The inherent implicate energy, flowing spontaneously into its natural channels through practice of this exercise, brings with it experiences entirely outside the range of normal consciousness. You will probably be hungry for these as proof of your advancement, and as evidence of the truth of some particular view of reality which you cherish. All such attitudes are impediments on the path, and must be outgrown through sustained committed practice of meditation.
The most common form of supernormal experience is to have visions. Visions are seen with the inner eye and heard with the inner ear, in a manner of speaking. Visions can encompass any aspect of this, past or present or future.

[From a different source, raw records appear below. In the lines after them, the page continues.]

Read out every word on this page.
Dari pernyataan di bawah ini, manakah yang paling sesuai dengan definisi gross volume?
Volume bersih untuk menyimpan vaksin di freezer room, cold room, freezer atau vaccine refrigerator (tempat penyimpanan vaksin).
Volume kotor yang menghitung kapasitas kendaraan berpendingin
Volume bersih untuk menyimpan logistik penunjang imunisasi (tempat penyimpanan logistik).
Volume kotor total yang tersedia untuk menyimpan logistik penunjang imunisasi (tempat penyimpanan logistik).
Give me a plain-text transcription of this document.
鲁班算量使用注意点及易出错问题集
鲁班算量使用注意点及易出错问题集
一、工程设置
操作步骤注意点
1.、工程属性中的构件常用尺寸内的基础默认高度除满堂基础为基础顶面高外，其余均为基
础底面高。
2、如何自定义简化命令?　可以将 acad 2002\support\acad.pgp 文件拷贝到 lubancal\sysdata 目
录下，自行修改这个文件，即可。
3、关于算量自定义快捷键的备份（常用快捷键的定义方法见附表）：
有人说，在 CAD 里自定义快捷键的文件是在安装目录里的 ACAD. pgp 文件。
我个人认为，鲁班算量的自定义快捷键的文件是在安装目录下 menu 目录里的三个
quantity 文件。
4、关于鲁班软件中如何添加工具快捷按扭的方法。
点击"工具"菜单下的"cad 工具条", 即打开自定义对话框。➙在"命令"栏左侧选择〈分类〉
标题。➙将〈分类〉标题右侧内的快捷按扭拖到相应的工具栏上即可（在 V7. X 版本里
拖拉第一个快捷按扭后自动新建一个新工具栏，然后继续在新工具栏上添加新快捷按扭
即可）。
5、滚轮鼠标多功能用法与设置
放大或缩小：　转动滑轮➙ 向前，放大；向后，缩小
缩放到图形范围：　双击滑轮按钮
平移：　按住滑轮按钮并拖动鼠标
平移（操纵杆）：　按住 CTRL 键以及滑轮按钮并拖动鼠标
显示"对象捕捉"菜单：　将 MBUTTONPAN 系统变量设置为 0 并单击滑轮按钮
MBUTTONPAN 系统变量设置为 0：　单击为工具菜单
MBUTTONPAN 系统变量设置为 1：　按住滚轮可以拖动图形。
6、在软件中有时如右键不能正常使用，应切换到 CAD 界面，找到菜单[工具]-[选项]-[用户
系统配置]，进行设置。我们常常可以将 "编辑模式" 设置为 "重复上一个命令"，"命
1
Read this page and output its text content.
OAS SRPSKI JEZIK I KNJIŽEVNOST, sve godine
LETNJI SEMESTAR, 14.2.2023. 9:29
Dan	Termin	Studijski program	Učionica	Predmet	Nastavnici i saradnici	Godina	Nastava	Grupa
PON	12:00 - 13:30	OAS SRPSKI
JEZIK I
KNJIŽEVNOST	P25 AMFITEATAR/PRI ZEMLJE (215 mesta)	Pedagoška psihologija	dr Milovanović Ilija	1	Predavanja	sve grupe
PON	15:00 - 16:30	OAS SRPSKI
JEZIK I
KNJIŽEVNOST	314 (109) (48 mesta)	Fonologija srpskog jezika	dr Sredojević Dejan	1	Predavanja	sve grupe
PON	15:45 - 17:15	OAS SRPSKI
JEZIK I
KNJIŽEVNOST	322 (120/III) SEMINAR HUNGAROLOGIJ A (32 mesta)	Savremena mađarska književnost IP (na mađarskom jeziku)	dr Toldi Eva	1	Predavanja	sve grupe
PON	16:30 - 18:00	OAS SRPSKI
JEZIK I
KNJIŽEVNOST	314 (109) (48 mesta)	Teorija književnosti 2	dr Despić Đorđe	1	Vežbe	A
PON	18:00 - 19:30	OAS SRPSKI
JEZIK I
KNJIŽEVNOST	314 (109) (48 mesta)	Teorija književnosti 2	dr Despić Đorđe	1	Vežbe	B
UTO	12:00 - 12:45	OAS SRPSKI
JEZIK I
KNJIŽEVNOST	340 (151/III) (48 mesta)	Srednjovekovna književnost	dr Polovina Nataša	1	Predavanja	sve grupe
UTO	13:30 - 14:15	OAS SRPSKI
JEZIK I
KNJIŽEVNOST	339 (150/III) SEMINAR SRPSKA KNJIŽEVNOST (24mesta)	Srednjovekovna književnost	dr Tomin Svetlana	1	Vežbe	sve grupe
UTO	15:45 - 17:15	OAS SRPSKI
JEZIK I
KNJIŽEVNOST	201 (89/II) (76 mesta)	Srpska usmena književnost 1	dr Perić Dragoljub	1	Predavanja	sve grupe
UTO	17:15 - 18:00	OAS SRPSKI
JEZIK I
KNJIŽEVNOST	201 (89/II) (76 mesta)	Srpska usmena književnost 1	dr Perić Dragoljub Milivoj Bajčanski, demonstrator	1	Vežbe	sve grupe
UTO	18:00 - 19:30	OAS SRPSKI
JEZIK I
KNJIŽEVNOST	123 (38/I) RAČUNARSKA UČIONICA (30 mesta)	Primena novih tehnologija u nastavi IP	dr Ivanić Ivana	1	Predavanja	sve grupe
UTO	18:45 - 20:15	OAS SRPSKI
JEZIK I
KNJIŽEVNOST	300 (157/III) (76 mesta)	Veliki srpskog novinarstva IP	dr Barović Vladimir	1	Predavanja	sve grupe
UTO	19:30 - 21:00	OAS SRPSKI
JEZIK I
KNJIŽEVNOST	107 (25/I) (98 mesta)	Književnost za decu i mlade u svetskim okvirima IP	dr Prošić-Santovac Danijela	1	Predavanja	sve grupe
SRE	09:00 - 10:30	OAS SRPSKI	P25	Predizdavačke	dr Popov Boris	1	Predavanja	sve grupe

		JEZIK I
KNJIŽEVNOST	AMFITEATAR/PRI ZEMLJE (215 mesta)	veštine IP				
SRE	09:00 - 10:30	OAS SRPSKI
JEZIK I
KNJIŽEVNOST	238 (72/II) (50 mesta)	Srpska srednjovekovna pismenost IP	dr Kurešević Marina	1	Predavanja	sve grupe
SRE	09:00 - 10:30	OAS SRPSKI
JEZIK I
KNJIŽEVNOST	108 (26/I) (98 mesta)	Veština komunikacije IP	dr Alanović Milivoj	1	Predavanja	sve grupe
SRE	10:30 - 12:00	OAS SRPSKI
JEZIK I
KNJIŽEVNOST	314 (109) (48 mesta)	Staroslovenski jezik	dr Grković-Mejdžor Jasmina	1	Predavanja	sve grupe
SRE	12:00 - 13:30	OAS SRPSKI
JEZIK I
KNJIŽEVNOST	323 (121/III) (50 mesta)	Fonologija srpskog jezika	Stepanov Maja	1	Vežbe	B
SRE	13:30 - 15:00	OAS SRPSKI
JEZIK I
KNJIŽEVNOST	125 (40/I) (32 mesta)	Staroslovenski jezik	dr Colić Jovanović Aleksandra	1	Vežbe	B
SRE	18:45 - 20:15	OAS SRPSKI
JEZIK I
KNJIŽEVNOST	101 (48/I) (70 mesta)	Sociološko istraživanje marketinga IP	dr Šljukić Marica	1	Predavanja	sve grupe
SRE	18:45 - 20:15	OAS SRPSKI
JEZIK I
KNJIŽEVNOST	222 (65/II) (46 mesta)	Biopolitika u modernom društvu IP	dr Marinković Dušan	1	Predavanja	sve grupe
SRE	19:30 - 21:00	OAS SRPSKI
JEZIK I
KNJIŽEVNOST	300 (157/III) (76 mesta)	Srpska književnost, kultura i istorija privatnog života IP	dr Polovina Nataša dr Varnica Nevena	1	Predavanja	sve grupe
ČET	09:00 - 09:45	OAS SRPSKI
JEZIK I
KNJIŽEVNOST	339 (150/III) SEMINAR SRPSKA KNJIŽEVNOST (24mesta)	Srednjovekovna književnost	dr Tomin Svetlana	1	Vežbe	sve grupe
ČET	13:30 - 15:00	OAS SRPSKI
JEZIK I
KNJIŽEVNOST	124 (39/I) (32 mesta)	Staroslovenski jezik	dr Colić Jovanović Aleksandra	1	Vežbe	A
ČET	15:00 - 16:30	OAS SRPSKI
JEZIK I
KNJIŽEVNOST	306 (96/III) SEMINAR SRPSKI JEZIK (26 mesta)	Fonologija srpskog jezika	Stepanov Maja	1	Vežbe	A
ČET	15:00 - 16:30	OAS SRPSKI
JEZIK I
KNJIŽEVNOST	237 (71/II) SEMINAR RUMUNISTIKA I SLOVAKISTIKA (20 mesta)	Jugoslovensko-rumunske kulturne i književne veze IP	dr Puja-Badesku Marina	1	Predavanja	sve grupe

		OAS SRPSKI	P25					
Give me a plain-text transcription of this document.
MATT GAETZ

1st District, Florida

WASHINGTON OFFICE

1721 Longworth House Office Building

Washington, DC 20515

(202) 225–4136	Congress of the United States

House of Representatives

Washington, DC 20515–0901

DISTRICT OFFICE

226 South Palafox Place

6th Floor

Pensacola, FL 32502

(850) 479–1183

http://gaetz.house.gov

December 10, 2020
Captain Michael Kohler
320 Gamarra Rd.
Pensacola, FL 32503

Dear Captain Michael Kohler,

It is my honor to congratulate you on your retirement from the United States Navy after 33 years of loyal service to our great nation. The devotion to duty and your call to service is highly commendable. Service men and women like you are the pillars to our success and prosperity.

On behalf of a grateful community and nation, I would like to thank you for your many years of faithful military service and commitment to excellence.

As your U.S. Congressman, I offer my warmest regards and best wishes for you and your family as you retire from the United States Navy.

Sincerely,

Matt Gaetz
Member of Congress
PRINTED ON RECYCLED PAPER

Be clear: visions are neither enlightenment nor an experience of universal truth. Visions are simply another experience along the way, and properly understood they can be of great value to you in understanding the nature of reality. Like any other aspect of this, visions are part of the educational and enlightening process which this truly is.
Be very cautious in talking to others about your visions. As a culture, we in the West know little of such experiences. We know even less how to derive benefit from the visionary experience.
Visions are best understood as a spontaneously occurring self-tuition course on aspects of reality relevant to the development of the experiencer. Your visions will probably occur as a self-refining series of spontaneous image/experiences. They will draw your attention to an aspect of reality, that is to say they will teach you about an aspect of your own nature, which you need to understand before you can proceed along the path.
Neither inhibit nor encourage whatever supernormal image/experiences may arise. Be neither glad nor afraid, however pleasant or unpleasant these experiences may be. Simply witness the vision, the complex of inner image and experience, without participating – and so extend your experience of samadhi.